Tivemos que esperar 2003 e o trabalho do epidemiologista Antoine Flahault para conhecer esse número.

- "Doença do Antropoceno" -

Era também a época dos "30 gloriosos", do boom econômico após a Segunda Guerra Mundial. "Nesta curva de progresso multidimensional", um acidente como uma gripe mortal não era tão intolerável como hoje.

As tensões internacionais com guerras em andamento como a do Vietnã e a crise humanitária decorrente do conflito de Biafra na África tornaram possível relativizar a miséria causada por uma epidemia mais mortal que as outras.

Tudo o contrário de hoje: a epidemia da COVID-19 exterminou qualquer outra coisa da esfera pública e levou a uma paralisia gigantesca.

Talvez porque a saúde tenha se tornado a principal preocupação individual e porque a sociedade estivesse inconscientemente convencida de que possuía todas as armas para combater epidemias, de acordo com Bourdelais.

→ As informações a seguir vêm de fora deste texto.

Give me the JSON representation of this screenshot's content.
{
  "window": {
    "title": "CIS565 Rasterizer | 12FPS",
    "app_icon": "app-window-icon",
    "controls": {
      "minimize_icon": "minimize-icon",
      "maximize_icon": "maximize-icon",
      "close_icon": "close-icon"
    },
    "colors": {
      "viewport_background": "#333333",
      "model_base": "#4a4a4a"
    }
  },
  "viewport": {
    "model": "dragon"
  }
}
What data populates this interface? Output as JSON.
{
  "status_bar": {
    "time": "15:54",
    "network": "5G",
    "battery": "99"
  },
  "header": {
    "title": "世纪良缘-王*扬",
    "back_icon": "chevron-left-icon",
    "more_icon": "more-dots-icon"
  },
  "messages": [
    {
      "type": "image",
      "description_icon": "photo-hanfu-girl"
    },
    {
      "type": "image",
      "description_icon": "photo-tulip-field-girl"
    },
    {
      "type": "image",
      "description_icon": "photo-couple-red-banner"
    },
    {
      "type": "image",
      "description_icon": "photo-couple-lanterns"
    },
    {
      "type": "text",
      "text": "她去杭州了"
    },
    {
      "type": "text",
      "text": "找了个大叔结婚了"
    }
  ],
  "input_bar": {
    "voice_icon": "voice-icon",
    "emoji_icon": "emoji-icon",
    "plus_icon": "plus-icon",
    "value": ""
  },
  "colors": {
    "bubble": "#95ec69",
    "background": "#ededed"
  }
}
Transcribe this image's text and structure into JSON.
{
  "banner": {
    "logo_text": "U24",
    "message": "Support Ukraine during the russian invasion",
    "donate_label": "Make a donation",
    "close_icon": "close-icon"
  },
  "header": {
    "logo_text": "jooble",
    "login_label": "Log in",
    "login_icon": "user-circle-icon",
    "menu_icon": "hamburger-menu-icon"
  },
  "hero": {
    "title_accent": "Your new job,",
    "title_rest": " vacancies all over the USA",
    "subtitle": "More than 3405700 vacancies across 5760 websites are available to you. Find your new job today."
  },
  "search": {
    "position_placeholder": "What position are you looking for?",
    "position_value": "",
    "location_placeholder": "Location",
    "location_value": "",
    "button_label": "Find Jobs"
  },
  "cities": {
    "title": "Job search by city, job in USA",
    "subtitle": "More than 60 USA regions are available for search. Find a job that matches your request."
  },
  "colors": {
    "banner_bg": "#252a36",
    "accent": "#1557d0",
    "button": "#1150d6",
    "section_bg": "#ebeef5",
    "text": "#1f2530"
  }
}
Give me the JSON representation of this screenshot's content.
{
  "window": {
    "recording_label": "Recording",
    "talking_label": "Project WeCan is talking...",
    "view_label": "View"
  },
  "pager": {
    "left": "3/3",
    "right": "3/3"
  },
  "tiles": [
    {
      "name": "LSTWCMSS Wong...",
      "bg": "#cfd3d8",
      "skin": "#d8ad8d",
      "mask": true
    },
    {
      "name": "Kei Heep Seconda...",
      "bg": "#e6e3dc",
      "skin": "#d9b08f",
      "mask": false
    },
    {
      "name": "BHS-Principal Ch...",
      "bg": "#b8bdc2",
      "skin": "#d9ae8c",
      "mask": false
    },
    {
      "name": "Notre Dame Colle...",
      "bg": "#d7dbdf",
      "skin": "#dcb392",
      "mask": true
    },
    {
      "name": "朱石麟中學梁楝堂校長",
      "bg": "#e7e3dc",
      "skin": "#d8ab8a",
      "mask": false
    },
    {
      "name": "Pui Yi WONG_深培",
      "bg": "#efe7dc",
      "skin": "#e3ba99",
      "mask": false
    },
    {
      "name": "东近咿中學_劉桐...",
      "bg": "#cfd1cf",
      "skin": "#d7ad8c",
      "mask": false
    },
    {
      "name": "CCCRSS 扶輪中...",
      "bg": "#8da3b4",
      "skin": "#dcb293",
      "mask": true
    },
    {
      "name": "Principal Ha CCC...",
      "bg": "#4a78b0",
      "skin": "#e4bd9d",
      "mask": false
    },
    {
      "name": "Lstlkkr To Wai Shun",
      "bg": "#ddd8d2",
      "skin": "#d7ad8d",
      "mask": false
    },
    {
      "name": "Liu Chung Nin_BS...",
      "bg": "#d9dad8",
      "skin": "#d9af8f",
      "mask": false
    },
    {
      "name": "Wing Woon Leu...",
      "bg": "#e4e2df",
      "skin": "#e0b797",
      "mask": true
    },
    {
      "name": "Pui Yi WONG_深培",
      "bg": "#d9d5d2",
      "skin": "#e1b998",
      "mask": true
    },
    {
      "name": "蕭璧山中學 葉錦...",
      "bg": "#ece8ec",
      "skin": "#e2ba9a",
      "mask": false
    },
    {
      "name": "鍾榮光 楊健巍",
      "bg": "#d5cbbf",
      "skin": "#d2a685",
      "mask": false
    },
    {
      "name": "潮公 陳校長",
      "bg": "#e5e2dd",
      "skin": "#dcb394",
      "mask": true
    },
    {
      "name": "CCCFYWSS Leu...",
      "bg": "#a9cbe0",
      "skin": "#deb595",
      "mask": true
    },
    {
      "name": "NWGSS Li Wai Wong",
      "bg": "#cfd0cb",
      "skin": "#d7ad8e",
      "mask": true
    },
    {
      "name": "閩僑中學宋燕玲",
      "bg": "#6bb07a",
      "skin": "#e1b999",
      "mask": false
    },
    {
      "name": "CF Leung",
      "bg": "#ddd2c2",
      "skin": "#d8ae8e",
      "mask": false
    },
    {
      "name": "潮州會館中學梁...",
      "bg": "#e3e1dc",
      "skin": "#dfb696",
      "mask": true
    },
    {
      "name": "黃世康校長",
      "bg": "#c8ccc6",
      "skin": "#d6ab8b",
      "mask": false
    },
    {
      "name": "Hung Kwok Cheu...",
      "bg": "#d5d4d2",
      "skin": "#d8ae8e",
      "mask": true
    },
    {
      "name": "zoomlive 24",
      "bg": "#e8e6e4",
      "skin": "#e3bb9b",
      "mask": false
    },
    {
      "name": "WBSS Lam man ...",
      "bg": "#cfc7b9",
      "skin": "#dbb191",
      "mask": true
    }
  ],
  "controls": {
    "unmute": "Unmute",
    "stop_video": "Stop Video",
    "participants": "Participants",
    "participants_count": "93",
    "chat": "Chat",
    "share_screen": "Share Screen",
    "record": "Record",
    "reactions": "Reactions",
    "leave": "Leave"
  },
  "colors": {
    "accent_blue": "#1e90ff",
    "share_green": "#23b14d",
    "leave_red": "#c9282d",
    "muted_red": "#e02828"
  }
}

Para o geógrafo Michel Lussault, a enorme importância dada à pandemia da COVID-19 reflete simplesmente "a escala das grandes mudanças da globalização", com extrema mobilidade internacional de bens, pessoas e informações.

O infectologista Philippe Sansonetti ilustra a propagação internacional do coronavírus no hemisfério norte, mostrando um mapa de voos internacionais da China para a Europa e América do Norte: a propagação do vírus corresponde perfeitamente à densidade das conexões aéreas.

"Essas doenças infecciosas emergentes são doenças do antropoceno", época em que a incidência da atividade humana na Terra se torna predominante e "estão relacionadas exclusivamente à apropriação do planeta pelo homem", explica Sansonetti, professor de "Microbiologia e Doenças Infecciosas" no College de France.

A pandemia da COVID-19 conta uma história em três episódios: um "salto de espécie", com a passagem do coronavírus de um animal para o homem, um "transbordamento", com a disseminação do vírus entre humanos, e um "terceiro estágio que precisa ser relacionado à explosão do vírus devido à ação do homem no planeta, através do transporte intercontinental", afirma.

Em 1968 e 1969, levou vários meses para o vírus influenza A (H3N2) passar da Ásia para os Estados Unidos e Europa. Desta vez, algumas semanas foram suficientes.